孫殿英拍着邢肇棠的脊背說:“老邢啊,你小舅子來得可真是時候!”
邢肇棠打開口袋,裡面露出金燦燦黃澄澄的小米。他對孫殿英說:“八路軍是個窮人家,沒有大米、白麪、牛肉罐頭,只好給你帶點小米,你可不要見笑啊!”
孫殿英是個不善言辭的人,越是激動越是說不出話來。
趙子平過來打着圓場說:“這些小米,比金子都貴重,八路軍可真是雪中送炭!”
這時孫殿英才開了口:“對,雪中送炭,雪中送炭!”
三個人在司令部坐下,邢肇棠說:“我受朱總司令的委託,到這裡來看看諸位。這是朱老總給軍長的親筆信。”
孫殿英拿着信看了看說:“我也不識字,朱老總咋說啦?”
“朱老總知道新五軍的處境很嚴峻,建議你們跳出敵人的包圍,或者向東到冀南和一二九師連成一片,或者到晉西和一二○師連成一片。再不然把部隊化整爲零,在太行山中打游擊。

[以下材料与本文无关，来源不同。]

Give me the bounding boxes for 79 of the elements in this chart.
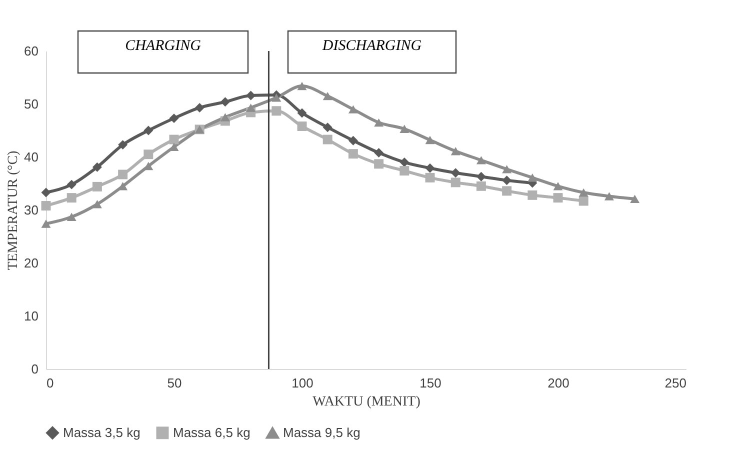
- legend-label: Massa 9,5 kg: [283, 425, 360, 440]
- annotation: DISCHARGING: [321, 38, 422, 54]
- point: [578, 196, 588, 206]
- point: [118, 170, 128, 180]
- annotation: CHARGING: [125, 38, 202, 54]
- point: [502, 165, 512, 174]
- point: [66, 180, 76, 190]
- point: [374, 118, 384, 127]
- y-tick-label: 50: [24, 96, 38, 112]
- point: [528, 190, 538, 200]
- y-tick-label: 10: [24, 308, 38, 324]
- point: [528, 174, 538, 182]
- point: [92, 182, 102, 192]
- point: [144, 126, 154, 136]
- point: [630, 194, 640, 203]
- point: [374, 148, 384, 158]
- point: [118, 140, 128, 150]
- point: [502, 176, 512, 186]
- point: [502, 186, 512, 196]
- point: [169, 114, 179, 124]
- point: [450, 168, 460, 178]
- point: [348, 105, 358, 114]
- x-tick-label: 150: [420, 376, 442, 390]
- point: [400, 158, 410, 168]
- x-tick-label: 100: [292, 376, 314, 390]
- point: [476, 156, 486, 164]
- point: [220, 113, 230, 122]
- point: [118, 182, 128, 190]
- x-tick-label: 250: [664, 376, 686, 390]
- point: [272, 94, 282, 102]
- point: [322, 122, 332, 132]
- legend-label: Massa 3,5 kg: [63, 424, 140, 440]
- point: [553, 193, 563, 203]
- legend-label: Massa 6,5 kg: [173, 424, 250, 440]
- point: [272, 106, 282, 116]
- point: [66, 193, 76, 203]
- point: [425, 163, 435, 173]
- point: [322, 134, 332, 144]
- point: [450, 178, 460, 188]
- point: [553, 182, 563, 190]
- x-tick-label: 0: [46, 376, 54, 390]
- x-tick-label: 200: [548, 376, 570, 390]
- point: [297, 108, 307, 118]
- point: [66, 212, 76, 221]
- y-tick-label: 30: [24, 202, 38, 218]
- point: [169, 134, 179, 144]
- point: [604, 192, 614, 200]
- x-tick-label: 50: [167, 376, 182, 390]
- point: [578, 188, 588, 197]
- point: [220, 97, 230, 107]
- point: [348, 149, 358, 159]
- point: [246, 90, 256, 100]
- point: [297, 122, 307, 132]
- point: [400, 124, 410, 134]
- point: [92, 200, 102, 208]
- x-axis-title: WAKTU (MENIT): [312, 394, 421, 410]
- point: [41, 220, 51, 228]
- y-tick-label: 40: [24, 150, 38, 164]
- point: [374, 159, 384, 169]
- point: [194, 102, 204, 112]
- y-tick-label: 60: [24, 44, 38, 58]
- y-tick-label: 0: [31, 362, 38, 376]
- point: [425, 136, 435, 144]
- point: [92, 162, 102, 172]
- point: [400, 166, 410, 176]
- y-axis-title: TEMPERATUR (°C): [6, 150, 22, 270]
- point: [322, 92, 332, 100]
- point: [476, 172, 486, 182]
- point: [476, 181, 486, 191]
- point: [41, 201, 51, 211]
- y-tick-label: 20: [24, 256, 38, 270]
- point: [144, 162, 154, 170]
- point: [425, 172, 435, 182]
- point: [450, 147, 460, 156]
- point: [348, 136, 358, 146]
- point: [246, 104, 256, 112]
- point: [144, 150, 154, 160]
- point: [41, 188, 51, 198]
- point: [297, 82, 307, 90]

你們這樣大部隊轉來轉去,一是容易把自己拖累拖垮,二是可能被敵人吃掉。請軍長和參謀長三思!”
孫殿英和趙子平交換了一下目光說:“朱老總的看法是再對不過啦,我們商量一下再說,你一路辛苦,先去休息。”
在孫殿英看來,不論到冀南,還是到晉西,路程遙遠,不是辦法,分散打游擊,也不行,他們怕部隊一分散,再也集中不起來,猶猶豫豫把新五軍送上了絕路。